Skip to main content
Low-level utilities for concatenating transformer KV caches (KV smashing). Provides functions for merging DynamicCache and legacy tuple caches along the time axis (merge_dynamic_caches, legacy_cache_smash), and tokens_to_legacy_cache for converting a tokenized prompt into a prefilled KV cache. These helpers are used internally by local HuggingFace backends that reuse cached prefix computations across multiple generation calls.

Functions

FUNC legacy_cache_smash

legacy_cache_smash(a: LegacyCache, b: LegacyCache) -> LegacyCache
Concatenates two LegacyCache Ks and Vs along the time axis. Args:
  • a: First legacy KV cache (tuple of per-layer (K, V) tensor pairs).
  • b: Second legacy KV cache to concatenate after a.
Returns:
  • New legacy cache with b appended to a along the sequence dimension.

FUNC merge_dynamic_caches

merge_dynamic_caches(caches: Iterable[DynamicCache]) -> DynamicCache
Merges two DynamicCache Ks and Vs along the time axis. Args:
  • caches: Iterable of DynamicCache objects to merge in order.
Returns:
  • A single DynamicCache with all caches concatenated along the sequence dimension.
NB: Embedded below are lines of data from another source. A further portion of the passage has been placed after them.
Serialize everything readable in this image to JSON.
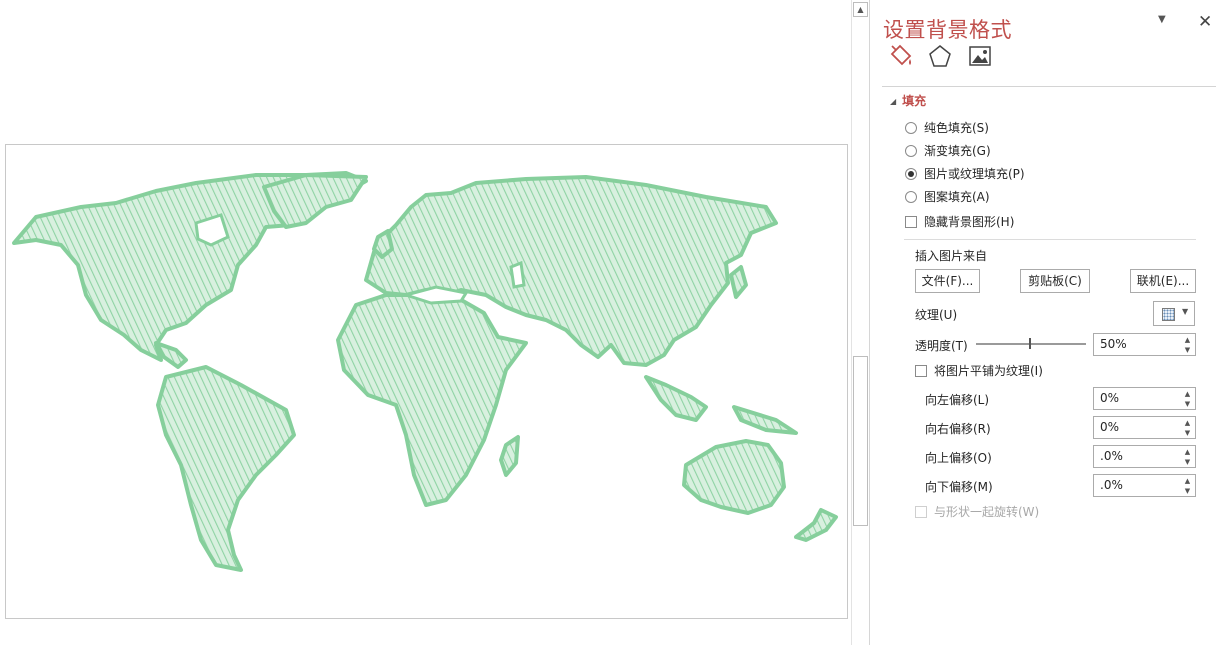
{
  "pane": {
    "title": "设置背景格式",
    "menu_icon": "chevron-down-icon",
    "close_icon": "close-icon",
    "tabs": [
      {
        "name": "fill-line-tab",
        "icon": "paint-bucket-icon",
        "active": true
      },
      {
        "name": "effects-tab",
        "icon": "pentagon-icon",
        "active": false
      },
      {
        "name": "picture-tab",
        "icon": "picture-icon",
        "active": false
      }
    ],
    "section_title": "填充",
    "fill_options": [
      {
        "label": "纯色填充(S)",
        "selected": false
      },
      {
        "label": "渐变填充(G)",
        "selected": false
      },
      {
        "label": "图片或纹理填充(P)",
        "selected": true
      },
      {
        "label": "图案填充(A)",
        "selected": false
      }
    ],
    "hide_background_graphics": "隐藏背景图形(H)",
    "insert_picture_from": "插入图片来自",
    "buttons": {
      "file": "文件(F)...",
      "clipboard": "剪贴板(C)",
      "online": "联机(E)..."
    },
    "texture_label": "纹理(U)",
    "transparency_label": "透明度(T)",
    "transparency_value": "50%",
    "tile_label": "将图片平铺为纹理(I)",
    "offsets": [
      {
        "label": "向左偏移(L)",
        "value": "0%"
      },
      {
        "label": "向右偏移(R)",
        "value": "0%"
      },
      {
        "label": "向上偏移(O)",
        "value": ".0%"
      },
      {
        "label": "向下偏移(M)",
        "value": ".0%"
      }
    ],
    "rotate_with_shape": "与形状一起旋转(W)"
  },
  "colors": {
    "accent": "#c0504d",
    "map_green": "#8fd3a4",
    "map_stroke": "#86cf9c"
  },
  "slide": {
    "background_image": "world-map-sketch"
  }
}
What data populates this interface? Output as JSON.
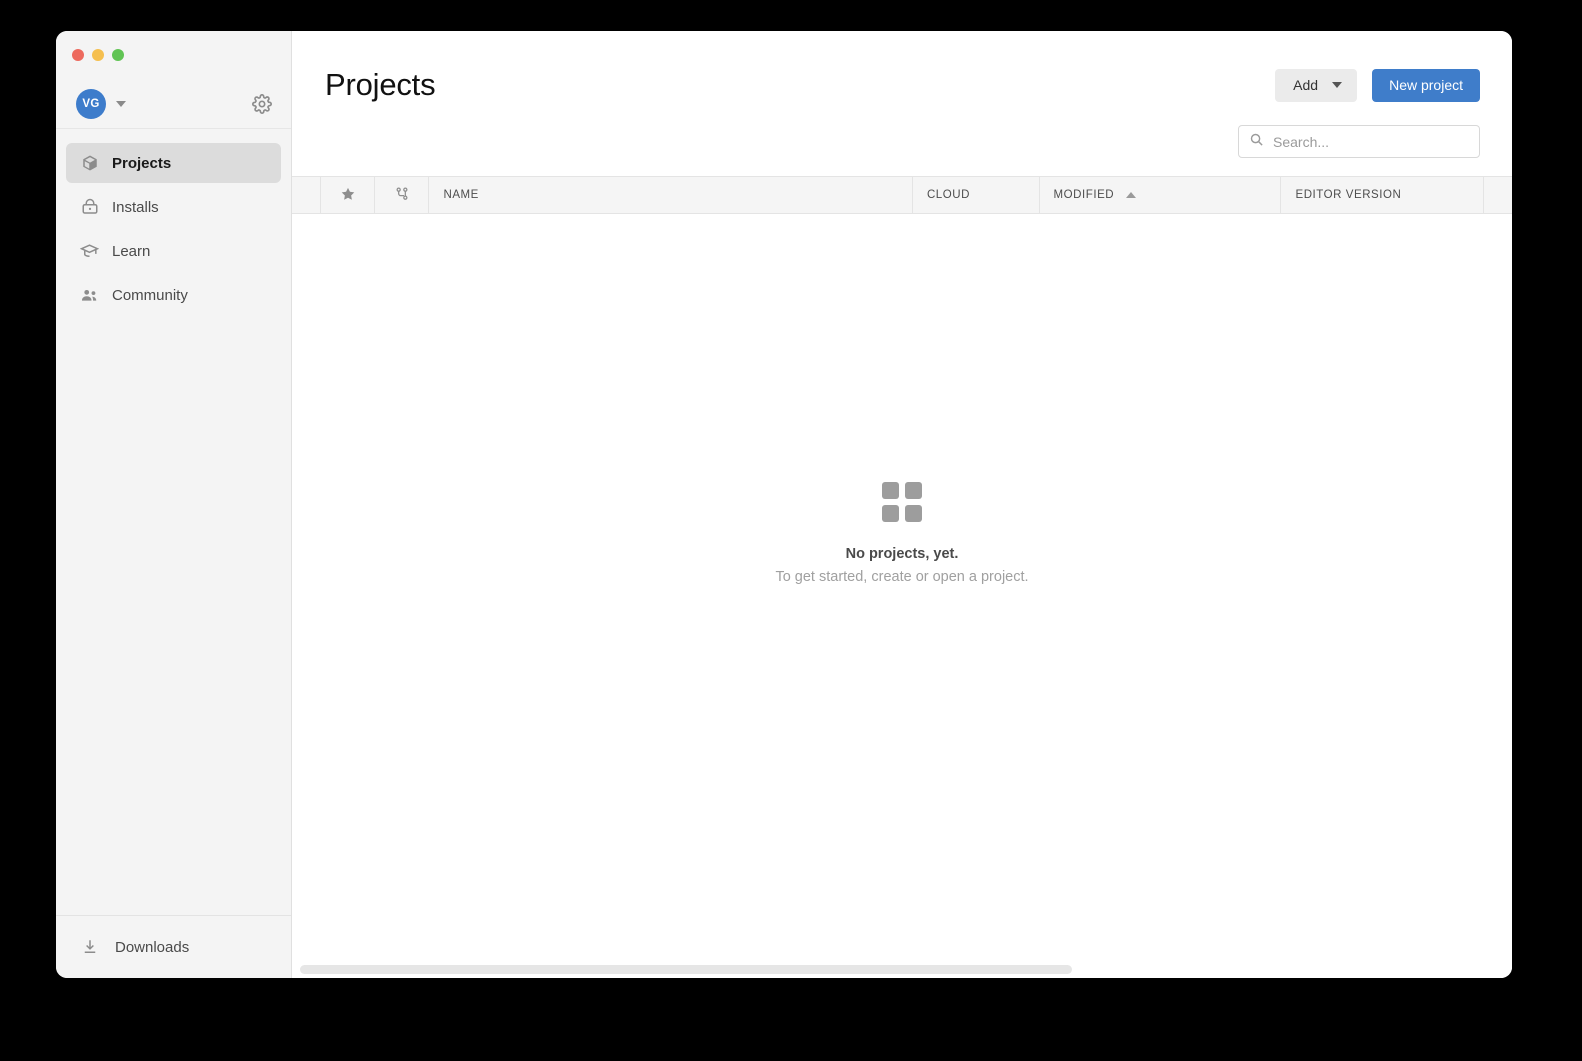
{
  "window": {
    "controls": [
      "close",
      "minimize",
      "maximize"
    ]
  },
  "sidebar": {
    "account": {
      "avatar_initials": "VG",
      "avatar_color": "#3d7ccb",
      "settings_icon": "gear-icon",
      "dropdown_icon": "chevron-down-icon"
    },
    "items": [
      {
        "label": "Projects",
        "icon": "cube-icon",
        "active": true
      },
      {
        "label": "Installs",
        "icon": "drive-icon",
        "active": false
      },
      {
        "label": "Learn",
        "icon": "graduation-cap-icon",
        "active": false
      },
      {
        "label": "Community",
        "icon": "people-icon",
        "active": false
      }
    ],
    "footer": {
      "label": "Downloads",
      "icon": "download-icon"
    }
  },
  "main": {
    "title": "Projects",
    "toolbar": {
      "add_label": "Add",
      "new_project_label": "New project",
      "new_project_color": "#3f7dca"
    },
    "search": {
      "placeholder": "Search...",
      "value": "",
      "icon": "search-icon"
    },
    "table": {
      "columns": [
        {
          "key": "spacer",
          "label": "",
          "type": "spacer"
        },
        {
          "key": "favorite",
          "label": "",
          "type": "icon",
          "icon": "star-icon"
        },
        {
          "key": "vcs",
          "label": "",
          "type": "icon",
          "icon": "branch-icon"
        },
        {
          "key": "name",
          "label": "NAME",
          "type": "text"
        },
        {
          "key": "cloud",
          "label": "CLOUD",
          "type": "text"
        },
        {
          "key": "modified",
          "label": "MODIFIED",
          "type": "text",
          "sorted": "asc"
        },
        {
          "key": "editor",
          "label": "EDITOR VERSION",
          "type": "text"
        },
        {
          "key": "actions",
          "label": "",
          "type": "spacer"
        }
      ],
      "rows": []
    },
    "empty_state": {
      "icon": "grid-squares-icon",
      "title": "No projects, yet.",
      "subtitle": "To get started, create or open a project."
    },
    "scrollbar": {
      "orientation": "horizontal",
      "thumb_ratio": 0.65
    }
  }
}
FUNC tokens_to_legacy_cache

tokens_to_legacy_cache(model: PreTrainedModel, device: str, tokens_or_cache: BatchEncoding | DynamicCache) -> Iterable[LegacyCache]
Prefills and returns Ks and Vs as a LegacyCache. Args:
  • model: The HuggingFace model used for prefill.
  • device: Target device string (e.g. "cuda", "cpu").
  • tokens_or_cache: Either a BatchEncoding to prefill, or an existing DynamicCache to convert directly.
Returns:
  • Legacy KV cache representation as a tuple of per-layer (K, V) tensor pairs.